Re: Re: Re: A Bessel integral
- To: mathgroup at smc.vnet.net
- Subject: [mg36914] Re: [mg36887] Re: Re: A Bessel integral
- From: Andrzej Kozlowski <andrzej at platon.c.u-tokyo.ac.jp>
- Date: Wed, 2 Oct 2002 03:31:38 -0400 (EDT)
- Sender: owner-wri-mathgroup at wolfram.com
Your Mathematica 4.2 is certainly not like the one most of us have:
> This reveals us another integral which Mathematica 4.1 fails to
> calculate
>
> In[1] := Integrate[Cos[Pi/4 - z]^2/z, {z, 1, Infinity}] // N
> Out[1]= -0.0173083
>
> In[2] := $Version
> Out[2]= "4.1 for Microsoft Windows (November 2, 2000)"
>
> but Mathematica 4.2 handles correctly
>
> In[1] := Integrate[Cos[Pi/4 - z]^2/z, {z, 1, Infinity}]
> Out[1] = Integrate::"idiv": "Integral of"... "does not converge on
> {1, Infinity)."
>
> In[2] := $Version
> Out[2]= "4.2 for Microsoft Windows (February 28, 2002)"
Well, actually with my 4.2 we get:
In[1]:=
Integrate[Cos[Pi/4 - z]^2/z, {z, 1, Infinity}]
Out[1]=
(1/4)*(Pi - 2*SinIntegral[2])
>
>
> Even simpler,
>
> In[1] := Integrate[Cos[z]^2/z, {z, 1, Infinity}]
> Out[1] = -EulerGamma/2 - Log[2]/2 + (EulerGamma - CosIntegral[2] +
> Log[2])/2
>
> In[2] := $Version
> Out[2]= "4.1 for Microsoft Windows (November 2, 2000)"
>
> which is wrong while Mathematica 4.2 works excellent
>
> In[1] := Integrate[Cos[z]^2/z, {z, 1, Infinity}]
> Out[1] = Integrate::"idiv": "Integral of"..."does not converge on
> {1, Infinity)."
>
> In[2] := $Version
> Out[2]= "4.2 for Microsoft Windows (February 28, 2002)"
Not so fast:
In[2]:=
Integrate[Cos[z]^2/z, {z, 1, Infinity}]
Out[2]=
-(EulerGamma/2) - Log[2]/2 +
(1/2)*(EulerGamma - CosIntegral[2] + Log[2])

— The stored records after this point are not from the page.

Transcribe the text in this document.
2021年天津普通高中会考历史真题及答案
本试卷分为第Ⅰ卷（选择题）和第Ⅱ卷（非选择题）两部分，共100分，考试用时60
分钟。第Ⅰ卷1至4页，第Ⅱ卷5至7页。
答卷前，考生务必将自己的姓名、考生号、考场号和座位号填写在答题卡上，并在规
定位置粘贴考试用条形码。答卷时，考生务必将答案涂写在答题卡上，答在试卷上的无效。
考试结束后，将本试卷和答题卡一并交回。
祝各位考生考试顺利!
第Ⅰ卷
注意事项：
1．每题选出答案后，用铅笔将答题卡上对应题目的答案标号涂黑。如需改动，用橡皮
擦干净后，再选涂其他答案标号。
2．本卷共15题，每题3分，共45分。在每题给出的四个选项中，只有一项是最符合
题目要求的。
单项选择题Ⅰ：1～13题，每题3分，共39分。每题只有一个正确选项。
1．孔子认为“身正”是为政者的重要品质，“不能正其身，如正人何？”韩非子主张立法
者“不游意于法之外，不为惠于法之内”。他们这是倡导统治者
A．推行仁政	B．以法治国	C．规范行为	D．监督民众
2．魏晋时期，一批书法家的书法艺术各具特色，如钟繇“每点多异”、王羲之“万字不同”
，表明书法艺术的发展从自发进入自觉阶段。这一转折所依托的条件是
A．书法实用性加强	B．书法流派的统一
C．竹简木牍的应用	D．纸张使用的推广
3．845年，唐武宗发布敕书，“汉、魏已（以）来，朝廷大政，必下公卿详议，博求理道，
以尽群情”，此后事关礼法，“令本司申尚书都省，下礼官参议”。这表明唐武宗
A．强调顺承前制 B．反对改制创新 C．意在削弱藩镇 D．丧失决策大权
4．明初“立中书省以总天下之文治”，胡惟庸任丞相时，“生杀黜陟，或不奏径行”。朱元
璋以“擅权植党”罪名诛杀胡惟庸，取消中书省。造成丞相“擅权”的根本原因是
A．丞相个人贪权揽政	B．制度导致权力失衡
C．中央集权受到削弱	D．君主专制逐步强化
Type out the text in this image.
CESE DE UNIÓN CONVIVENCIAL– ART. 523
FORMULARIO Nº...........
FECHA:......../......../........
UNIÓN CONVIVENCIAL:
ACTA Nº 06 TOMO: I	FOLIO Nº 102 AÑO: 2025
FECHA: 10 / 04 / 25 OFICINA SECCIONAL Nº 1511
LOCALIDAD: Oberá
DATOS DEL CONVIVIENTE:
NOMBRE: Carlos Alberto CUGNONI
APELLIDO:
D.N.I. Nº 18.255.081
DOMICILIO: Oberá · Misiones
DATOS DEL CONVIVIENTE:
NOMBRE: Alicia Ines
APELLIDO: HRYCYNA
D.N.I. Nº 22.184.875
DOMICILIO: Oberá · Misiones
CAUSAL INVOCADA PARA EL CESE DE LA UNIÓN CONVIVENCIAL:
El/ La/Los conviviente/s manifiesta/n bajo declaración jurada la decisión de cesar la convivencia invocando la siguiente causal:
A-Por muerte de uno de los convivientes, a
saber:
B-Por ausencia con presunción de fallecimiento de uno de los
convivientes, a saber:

I'd speculate that fixing these two integrals in the beta stage some
more important ones, so the original way of doing things was restored
in the released version.
However, it gets even more interesting if we load:
<< Calculus`Limit`
In[4]:=
Integrate[Cos[Pi/4-z]^2/z,{z,1,Infinity}]
ReplaceRepeated:: rrlim :"Exiting after Interval[{-1,1}]/z +
Interval[{0, 1}]/z scanned 65536 times."
From In[4]:=
Integrate:: idiv :Integral of Cos[Pi]/4 - z^2/z does not converge on
{1, Infinity].
Out[4]=
Integrate[Cos[Pi/4 - z]^2/z, {z, 1, Infinity}]
In[5]:=
Integrate[Cos[z]^2/z, {z, 1, Infinity}]
From In[5]:=
ReplaceRepeated::rrlim:Exiting after Interval[{0,1}] scanned 65536
times.
From In[5]:=
Integrate::idiv:Integral of Cos[z]^2/z does not converge on {1,
Infinity}
Out[5]=
Integrate[Cos[z]^2/z, {z, 1, Infinity}]
In[6]:=
$Version
Out[6]=
4.2 for Mac OS X (June 4, 2002)
>
>
>
Andrzej Kozlowski
Yokohama, Japan
http://www.mimuw.edu.pl/~akoz/
http://platon.c.u-tokyo.ac.jp/andrzej/